The trade-off to keep in mind is this: Limiting the number of building blocks will speed up your search and may increase the likelihood that Formulize will find an exact solution; on the other hand, disabling too many building blocks could preclude the discovery of an exact solution if a necessary operation is disabled. So choose carefully.

Error metric

This drop-down box allows you to choose how potential solutions are assessed. The default setting, where absolute error is minimized, works well in most cases, but you can also choose to minimize squared error, worst-case error, logarithm error, median error, interquartile absolute error, or signed difference. Additionally, you can choose to maximize the correlation coefficient or the R-squared goodness of fit, or you can try our experimental hybrid that considers both absolute error and correlation. The Error Metrics page gives details.

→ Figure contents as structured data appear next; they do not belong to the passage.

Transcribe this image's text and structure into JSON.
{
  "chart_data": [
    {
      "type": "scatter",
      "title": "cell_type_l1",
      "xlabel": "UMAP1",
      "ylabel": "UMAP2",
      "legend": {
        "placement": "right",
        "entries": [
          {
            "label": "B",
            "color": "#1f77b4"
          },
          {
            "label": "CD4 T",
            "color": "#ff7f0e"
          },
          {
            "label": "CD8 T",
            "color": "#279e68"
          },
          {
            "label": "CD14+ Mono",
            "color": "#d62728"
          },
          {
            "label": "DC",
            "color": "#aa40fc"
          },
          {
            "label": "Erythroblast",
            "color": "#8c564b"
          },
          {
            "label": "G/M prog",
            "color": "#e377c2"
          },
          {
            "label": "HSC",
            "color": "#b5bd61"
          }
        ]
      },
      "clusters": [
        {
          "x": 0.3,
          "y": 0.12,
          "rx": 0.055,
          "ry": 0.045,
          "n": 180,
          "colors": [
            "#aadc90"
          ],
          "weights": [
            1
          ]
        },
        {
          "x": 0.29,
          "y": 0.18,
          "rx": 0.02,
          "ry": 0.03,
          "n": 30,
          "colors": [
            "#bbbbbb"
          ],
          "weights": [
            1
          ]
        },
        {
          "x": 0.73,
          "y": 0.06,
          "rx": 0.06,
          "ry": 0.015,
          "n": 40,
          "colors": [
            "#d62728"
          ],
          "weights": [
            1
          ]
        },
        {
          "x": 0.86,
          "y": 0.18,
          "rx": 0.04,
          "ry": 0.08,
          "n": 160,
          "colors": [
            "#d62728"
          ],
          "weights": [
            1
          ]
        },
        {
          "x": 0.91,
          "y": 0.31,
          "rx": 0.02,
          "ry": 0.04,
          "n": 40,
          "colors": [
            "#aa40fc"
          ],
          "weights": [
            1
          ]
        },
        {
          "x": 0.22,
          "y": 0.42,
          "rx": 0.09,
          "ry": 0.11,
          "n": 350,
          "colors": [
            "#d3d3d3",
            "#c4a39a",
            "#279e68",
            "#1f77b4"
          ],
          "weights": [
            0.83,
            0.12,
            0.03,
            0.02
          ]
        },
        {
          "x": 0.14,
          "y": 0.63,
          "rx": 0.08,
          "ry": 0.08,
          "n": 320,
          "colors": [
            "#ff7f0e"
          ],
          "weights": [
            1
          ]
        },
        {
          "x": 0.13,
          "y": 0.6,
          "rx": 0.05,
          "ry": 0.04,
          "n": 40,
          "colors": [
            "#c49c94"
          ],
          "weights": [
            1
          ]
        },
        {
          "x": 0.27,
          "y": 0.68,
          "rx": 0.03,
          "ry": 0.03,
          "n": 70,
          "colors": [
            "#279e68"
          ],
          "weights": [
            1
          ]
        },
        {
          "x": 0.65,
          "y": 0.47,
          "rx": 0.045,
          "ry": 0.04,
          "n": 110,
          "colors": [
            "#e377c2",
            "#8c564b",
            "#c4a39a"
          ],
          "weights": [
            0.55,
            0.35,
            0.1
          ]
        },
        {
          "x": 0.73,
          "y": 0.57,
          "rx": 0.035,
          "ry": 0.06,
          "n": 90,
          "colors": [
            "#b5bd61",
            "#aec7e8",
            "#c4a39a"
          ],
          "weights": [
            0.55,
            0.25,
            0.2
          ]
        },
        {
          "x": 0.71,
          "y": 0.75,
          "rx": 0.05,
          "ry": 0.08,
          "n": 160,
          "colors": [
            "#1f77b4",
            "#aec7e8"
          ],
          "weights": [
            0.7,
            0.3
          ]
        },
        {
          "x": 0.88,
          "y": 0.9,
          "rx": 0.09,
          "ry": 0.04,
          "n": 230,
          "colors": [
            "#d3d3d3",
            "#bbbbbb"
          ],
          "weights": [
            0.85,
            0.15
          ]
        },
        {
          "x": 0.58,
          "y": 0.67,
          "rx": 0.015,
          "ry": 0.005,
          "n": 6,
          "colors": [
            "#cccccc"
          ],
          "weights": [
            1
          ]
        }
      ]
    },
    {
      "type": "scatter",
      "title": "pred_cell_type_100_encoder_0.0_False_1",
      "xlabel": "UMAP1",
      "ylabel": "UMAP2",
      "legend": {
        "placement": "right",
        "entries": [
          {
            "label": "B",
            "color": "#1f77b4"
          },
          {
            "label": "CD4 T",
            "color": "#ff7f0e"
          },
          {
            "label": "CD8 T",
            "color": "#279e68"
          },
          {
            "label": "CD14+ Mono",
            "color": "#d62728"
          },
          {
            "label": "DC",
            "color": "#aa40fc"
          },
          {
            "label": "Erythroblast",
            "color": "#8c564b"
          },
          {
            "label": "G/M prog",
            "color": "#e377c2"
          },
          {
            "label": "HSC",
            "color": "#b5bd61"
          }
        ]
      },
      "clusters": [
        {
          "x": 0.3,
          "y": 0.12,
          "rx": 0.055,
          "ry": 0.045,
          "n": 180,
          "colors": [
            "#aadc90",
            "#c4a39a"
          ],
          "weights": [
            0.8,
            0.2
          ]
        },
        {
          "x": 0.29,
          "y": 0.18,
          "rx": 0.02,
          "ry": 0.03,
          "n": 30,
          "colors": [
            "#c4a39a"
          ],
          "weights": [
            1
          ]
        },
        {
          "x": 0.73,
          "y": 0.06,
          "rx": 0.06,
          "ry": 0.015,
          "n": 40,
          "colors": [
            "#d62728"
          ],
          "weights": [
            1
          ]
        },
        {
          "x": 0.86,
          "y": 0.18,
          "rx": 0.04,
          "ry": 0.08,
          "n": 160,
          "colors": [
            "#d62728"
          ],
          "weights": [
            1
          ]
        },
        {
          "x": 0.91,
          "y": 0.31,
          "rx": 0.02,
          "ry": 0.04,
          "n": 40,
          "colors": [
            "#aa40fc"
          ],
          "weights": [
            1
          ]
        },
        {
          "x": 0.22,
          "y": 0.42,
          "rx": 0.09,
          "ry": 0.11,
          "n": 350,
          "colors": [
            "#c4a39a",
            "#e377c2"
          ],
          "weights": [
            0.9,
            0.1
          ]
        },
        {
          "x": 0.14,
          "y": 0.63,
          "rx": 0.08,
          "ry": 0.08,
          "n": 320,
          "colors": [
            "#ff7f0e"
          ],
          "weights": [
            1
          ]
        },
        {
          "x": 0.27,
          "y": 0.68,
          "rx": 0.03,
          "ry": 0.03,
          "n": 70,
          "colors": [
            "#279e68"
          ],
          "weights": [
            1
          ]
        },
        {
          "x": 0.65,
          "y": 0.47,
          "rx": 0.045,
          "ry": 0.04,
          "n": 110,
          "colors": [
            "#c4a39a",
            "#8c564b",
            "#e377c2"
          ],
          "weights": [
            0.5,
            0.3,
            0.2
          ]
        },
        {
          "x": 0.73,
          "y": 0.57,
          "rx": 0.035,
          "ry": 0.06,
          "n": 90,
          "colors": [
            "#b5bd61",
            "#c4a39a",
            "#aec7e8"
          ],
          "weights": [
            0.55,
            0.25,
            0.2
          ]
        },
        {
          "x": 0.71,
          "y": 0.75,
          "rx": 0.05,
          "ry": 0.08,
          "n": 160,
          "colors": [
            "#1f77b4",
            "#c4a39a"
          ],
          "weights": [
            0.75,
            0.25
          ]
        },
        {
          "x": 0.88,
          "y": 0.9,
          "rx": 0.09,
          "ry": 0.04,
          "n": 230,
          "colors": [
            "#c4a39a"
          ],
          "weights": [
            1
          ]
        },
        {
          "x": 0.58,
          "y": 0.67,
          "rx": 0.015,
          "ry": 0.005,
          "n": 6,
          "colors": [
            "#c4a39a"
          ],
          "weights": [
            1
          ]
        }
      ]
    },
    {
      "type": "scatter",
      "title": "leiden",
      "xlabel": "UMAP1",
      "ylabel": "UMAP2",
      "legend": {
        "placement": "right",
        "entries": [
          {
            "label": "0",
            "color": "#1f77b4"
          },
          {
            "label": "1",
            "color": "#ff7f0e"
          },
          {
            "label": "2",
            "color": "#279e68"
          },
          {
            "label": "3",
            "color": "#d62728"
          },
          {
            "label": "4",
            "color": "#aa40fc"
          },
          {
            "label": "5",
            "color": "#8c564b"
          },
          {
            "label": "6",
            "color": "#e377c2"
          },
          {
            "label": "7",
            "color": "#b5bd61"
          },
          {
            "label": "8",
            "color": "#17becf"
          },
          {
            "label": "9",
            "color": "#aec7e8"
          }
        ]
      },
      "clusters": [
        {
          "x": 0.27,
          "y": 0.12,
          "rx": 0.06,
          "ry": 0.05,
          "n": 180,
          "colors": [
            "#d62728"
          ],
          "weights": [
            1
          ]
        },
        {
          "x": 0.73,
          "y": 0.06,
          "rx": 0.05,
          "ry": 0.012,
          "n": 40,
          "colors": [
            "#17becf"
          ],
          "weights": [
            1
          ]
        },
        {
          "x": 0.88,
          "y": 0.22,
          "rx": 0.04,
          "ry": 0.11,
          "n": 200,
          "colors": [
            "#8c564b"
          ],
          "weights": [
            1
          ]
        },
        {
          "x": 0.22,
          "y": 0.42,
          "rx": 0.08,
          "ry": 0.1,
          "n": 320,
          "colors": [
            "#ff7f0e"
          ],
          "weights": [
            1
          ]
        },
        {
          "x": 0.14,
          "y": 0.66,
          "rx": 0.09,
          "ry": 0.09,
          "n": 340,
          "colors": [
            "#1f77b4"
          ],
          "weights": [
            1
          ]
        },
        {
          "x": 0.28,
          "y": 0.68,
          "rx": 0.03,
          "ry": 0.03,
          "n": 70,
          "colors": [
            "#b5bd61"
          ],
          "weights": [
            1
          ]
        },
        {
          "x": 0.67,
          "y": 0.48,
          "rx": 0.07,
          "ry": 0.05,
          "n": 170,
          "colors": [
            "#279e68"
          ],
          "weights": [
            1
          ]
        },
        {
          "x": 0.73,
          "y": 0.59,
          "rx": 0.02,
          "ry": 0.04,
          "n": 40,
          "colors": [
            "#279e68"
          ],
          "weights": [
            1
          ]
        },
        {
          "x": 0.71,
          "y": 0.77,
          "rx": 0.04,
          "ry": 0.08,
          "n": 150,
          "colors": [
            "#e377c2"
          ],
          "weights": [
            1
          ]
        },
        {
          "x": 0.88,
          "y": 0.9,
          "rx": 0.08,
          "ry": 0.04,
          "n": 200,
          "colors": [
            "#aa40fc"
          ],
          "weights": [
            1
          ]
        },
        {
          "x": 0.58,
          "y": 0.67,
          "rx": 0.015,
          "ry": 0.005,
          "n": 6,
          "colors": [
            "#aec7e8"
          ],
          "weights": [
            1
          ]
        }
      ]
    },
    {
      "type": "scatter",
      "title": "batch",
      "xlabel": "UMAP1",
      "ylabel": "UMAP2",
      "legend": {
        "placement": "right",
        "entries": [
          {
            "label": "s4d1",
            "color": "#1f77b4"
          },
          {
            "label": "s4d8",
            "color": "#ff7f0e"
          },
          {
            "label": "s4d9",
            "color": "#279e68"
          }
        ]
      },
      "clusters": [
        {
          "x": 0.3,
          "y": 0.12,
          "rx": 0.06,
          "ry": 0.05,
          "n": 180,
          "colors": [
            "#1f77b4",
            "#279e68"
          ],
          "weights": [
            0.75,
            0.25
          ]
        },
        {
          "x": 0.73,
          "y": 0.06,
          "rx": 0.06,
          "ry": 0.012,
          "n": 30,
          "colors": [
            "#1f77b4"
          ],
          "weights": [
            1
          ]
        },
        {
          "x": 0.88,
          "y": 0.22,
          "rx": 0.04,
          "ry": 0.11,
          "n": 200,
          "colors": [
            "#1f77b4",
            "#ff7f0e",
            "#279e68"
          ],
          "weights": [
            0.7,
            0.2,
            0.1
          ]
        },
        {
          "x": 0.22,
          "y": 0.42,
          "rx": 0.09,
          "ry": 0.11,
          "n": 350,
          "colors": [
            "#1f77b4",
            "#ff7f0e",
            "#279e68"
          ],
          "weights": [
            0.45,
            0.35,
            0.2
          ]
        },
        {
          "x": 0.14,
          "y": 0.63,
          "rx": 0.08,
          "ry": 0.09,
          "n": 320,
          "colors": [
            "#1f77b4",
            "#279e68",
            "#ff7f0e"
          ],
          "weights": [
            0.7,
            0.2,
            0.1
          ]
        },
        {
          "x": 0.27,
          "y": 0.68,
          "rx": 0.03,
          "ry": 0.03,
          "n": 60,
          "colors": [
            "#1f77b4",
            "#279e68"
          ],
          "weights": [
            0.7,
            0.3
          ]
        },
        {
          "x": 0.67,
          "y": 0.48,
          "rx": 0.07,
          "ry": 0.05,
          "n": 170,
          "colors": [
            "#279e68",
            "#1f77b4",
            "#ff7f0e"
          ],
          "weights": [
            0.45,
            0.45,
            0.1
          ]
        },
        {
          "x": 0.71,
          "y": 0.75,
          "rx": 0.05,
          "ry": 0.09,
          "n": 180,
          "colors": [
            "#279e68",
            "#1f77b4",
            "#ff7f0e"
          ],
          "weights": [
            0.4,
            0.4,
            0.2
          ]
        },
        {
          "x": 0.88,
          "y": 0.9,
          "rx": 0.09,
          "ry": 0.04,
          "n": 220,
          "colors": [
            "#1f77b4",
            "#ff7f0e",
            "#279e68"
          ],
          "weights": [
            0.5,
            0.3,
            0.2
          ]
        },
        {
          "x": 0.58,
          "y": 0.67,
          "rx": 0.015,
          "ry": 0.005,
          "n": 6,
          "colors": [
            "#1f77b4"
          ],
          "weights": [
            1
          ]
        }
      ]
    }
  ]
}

You can also create an error metric of your own. Find details in this blog post: "Custom Error Metrics and Special Search Relations"

Row weight

You can designate one of your variables as an indicator of how much relative weight (i.e., importance) you want Formulize to give to the data in each row. For example, if the designated row-weight variable has a value of 10 in the first row and 20 in the second row, data in the second row will be given twice the weight of the data in the first row. It's also possible to set row weight by entering an expression. For detailed instructions and usage scenarios see the Row Weight page.

Data splitting

Formulize divides your data into a training set, which it uses to generate solutions, and a validation set, which it uses to check the accuracy of those solutions. This drop-down box gives you the option of "finding a global model", in which case training rows and validation rows are distributed randomly, or "predicting future values", in which case training rows come first and validation rows follow. A third option, "custom mode", allows you to choose between these two modes of distribution (by checking or not checking "shuffle") and also allows you to specify the percentage of rows to be used in each set. (Note that training and validation sets can overlap. In fact, in certain situations—for example, when the data set is small or has very little or no noise—you may want both sets to include 100% of the data.

Base and prior solutions

You can start Formulize off on the right track by entering equations that give partial solutions or that express relationships you believe will play some role in an eventual solution. The Prior Solutions page gives details.